Internal Feedback Loops
An arrow loops from the outputs back into the central system, reflecting performance feedback used to refine processes.
Return on Investment
Located at the bottom, this line links outputs to financial outcomes for owners and shareholders.
Internal Context of the PCBU
A label along the base, indicating the PCBU’s internal capacities, structures, and operational environment.
Figure 7: Top of the MORT Chart – Long desription
This diagram presents the upper section of the Management Oversight and Risk Tree (MORT) chart, which is used to analyse the causes of accidents and losses within an organisation. It shows two root causes of losses: oversights/omissions and assumed risks.
Main Structure
- Damage to people or assets: Leads to a box labelled Losses.

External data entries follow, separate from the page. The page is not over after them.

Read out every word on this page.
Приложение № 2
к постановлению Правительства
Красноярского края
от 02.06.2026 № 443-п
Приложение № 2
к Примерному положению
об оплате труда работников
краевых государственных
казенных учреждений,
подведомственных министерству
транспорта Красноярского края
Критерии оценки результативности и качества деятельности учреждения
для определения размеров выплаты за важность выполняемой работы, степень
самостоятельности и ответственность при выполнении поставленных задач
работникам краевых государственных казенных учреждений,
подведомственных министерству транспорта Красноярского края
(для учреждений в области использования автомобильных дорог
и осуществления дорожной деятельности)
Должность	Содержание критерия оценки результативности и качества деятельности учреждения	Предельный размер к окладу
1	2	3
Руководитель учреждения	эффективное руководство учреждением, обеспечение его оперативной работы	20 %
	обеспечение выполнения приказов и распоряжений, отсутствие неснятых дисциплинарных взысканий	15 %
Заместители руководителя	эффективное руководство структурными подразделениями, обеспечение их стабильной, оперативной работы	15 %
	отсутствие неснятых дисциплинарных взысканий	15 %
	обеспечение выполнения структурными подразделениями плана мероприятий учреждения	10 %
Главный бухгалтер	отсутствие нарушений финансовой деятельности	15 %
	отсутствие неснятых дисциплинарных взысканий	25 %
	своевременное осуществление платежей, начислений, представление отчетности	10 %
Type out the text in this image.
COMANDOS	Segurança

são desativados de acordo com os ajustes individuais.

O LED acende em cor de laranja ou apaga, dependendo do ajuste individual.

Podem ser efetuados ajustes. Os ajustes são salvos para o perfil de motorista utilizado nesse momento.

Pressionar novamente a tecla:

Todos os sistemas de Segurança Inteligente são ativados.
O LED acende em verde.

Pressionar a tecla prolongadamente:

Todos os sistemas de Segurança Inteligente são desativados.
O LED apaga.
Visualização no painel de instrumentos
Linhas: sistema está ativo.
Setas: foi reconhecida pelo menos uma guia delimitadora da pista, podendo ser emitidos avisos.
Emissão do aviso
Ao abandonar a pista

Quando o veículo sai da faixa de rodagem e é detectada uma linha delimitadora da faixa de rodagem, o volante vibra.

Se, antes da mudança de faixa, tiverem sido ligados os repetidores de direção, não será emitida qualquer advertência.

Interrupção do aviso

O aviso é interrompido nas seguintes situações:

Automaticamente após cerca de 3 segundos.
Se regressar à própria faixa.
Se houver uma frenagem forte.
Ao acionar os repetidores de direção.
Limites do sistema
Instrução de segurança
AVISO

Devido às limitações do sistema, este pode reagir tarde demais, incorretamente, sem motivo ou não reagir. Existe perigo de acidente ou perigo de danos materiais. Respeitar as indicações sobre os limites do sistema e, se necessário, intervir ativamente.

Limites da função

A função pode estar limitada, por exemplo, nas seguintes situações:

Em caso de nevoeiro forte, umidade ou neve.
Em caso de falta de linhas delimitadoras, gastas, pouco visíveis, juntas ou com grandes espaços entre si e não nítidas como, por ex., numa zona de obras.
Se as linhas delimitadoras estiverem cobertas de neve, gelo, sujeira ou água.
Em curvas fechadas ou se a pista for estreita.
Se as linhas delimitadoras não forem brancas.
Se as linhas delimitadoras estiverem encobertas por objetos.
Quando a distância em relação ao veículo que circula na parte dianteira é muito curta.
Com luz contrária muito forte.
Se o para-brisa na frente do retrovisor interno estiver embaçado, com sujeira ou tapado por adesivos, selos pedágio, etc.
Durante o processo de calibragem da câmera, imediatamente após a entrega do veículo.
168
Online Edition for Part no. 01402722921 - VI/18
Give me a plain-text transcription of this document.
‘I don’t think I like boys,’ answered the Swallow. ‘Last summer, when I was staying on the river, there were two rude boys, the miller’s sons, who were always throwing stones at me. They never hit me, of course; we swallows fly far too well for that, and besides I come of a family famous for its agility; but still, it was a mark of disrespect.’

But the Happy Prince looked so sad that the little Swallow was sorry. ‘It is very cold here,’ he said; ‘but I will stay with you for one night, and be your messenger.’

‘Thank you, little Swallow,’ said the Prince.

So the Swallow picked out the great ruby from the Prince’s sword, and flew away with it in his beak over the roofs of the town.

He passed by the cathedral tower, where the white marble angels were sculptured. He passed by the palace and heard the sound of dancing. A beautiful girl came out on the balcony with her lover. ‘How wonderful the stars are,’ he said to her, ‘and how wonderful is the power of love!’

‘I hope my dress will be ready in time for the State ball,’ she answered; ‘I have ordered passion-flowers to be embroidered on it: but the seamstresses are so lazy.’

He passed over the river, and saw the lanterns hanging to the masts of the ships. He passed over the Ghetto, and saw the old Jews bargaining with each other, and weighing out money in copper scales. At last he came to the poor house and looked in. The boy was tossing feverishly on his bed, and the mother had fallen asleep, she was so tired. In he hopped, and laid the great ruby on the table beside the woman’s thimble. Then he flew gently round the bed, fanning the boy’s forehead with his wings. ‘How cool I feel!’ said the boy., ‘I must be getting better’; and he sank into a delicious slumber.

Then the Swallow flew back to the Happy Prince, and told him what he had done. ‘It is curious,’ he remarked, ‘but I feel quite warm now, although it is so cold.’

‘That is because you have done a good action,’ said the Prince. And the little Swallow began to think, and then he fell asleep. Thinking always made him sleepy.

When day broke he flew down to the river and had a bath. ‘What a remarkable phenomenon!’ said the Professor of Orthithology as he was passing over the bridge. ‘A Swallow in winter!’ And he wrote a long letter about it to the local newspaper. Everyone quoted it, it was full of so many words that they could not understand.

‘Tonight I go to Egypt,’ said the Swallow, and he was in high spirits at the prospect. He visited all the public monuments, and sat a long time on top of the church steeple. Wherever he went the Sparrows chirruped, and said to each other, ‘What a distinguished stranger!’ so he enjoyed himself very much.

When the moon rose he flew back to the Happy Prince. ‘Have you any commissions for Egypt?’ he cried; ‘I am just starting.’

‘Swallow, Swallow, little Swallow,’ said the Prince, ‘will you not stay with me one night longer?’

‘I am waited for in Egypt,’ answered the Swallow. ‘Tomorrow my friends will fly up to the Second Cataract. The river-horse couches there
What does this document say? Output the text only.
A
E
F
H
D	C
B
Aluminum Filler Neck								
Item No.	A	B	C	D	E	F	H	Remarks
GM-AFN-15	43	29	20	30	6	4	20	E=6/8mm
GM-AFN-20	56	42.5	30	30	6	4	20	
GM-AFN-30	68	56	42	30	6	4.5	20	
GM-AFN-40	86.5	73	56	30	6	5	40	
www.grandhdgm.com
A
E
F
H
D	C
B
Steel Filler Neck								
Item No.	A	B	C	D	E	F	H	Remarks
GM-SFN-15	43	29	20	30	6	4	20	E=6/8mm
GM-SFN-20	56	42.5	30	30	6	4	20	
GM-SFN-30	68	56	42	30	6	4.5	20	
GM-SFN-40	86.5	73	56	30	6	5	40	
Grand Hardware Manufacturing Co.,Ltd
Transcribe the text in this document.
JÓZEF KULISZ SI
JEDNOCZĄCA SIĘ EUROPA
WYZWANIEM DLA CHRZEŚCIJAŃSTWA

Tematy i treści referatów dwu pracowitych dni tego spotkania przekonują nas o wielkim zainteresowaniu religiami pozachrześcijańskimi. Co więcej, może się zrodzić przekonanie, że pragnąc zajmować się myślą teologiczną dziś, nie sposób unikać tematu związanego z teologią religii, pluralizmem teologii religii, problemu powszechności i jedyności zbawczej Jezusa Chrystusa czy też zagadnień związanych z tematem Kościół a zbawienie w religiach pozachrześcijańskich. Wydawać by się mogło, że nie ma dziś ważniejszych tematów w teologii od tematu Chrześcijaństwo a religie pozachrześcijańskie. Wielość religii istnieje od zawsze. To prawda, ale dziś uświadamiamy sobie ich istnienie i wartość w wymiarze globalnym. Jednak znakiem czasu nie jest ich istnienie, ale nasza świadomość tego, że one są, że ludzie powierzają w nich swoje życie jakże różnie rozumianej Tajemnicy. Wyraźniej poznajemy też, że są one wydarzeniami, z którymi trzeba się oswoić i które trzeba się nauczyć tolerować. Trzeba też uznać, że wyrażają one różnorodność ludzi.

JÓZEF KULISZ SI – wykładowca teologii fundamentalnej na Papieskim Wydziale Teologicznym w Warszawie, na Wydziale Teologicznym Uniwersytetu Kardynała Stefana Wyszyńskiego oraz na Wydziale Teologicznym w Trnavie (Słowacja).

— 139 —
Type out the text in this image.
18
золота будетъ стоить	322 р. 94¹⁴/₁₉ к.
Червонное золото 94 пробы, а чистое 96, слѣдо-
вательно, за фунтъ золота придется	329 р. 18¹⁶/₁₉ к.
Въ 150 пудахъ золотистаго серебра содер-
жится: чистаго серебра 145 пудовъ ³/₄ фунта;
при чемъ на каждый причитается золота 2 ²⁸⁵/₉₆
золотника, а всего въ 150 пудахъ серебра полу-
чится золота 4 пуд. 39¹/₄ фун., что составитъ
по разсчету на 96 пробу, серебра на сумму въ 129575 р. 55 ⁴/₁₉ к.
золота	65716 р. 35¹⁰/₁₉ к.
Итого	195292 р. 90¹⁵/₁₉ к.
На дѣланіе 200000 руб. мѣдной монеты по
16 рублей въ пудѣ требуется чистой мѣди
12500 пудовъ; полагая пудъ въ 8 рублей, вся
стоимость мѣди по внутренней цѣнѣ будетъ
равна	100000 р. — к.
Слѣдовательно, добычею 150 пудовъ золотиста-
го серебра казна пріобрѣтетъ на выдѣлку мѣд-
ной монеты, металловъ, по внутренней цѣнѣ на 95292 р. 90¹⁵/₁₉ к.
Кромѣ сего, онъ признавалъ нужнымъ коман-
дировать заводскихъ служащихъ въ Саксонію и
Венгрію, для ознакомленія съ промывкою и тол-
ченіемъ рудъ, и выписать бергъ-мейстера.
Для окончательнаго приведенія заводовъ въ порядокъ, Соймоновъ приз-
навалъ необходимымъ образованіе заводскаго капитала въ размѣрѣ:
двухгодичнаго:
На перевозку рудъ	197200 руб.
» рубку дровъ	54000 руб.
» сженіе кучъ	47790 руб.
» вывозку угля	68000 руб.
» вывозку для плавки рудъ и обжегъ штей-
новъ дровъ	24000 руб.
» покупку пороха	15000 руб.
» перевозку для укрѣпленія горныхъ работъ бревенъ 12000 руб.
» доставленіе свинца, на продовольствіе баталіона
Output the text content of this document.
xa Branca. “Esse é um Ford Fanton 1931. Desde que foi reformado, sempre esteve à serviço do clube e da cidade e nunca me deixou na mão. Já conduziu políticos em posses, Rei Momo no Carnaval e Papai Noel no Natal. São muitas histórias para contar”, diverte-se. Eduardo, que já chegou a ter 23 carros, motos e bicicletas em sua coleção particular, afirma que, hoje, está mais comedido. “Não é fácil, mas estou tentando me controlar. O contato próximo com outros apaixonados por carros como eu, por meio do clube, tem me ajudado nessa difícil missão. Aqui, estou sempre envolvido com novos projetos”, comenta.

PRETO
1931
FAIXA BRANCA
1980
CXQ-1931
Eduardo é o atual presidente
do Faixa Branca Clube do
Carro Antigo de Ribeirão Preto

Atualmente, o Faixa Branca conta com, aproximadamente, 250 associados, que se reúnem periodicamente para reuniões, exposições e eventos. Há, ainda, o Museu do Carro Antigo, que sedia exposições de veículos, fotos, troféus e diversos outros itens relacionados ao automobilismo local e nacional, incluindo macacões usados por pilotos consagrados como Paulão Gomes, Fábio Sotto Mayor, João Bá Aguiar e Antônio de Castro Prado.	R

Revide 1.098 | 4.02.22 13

- Future undesired events: A dashed arrow links this box to the Losses box, indicating potential for recurrence.
Pathways to Losses
The Losses box splits into two branches using an OR gate:
- Oversights & omissions (labelled S/M)
- Connects to an AND gate that leads to:
- Specific control factors LTA (label S) — value: 1
- Management system factors LTA (label M) — value: 37
- Connects to an AND gate that leads to:
- Assumed risks (labelled R) — value: 56
- Branches into individual risks:
- R1, R2, R3, R4, …, Rn
- Branches into individual risks:
Note: Refer to the full MORT chart for details.
Interpretation
The chart suggests that loss events arise either from failures in oversight and control systems or from risks that were knowingly accepted. These categories are traced through specific (S), management (M), and risk (R) factor branches in the full MORT structure.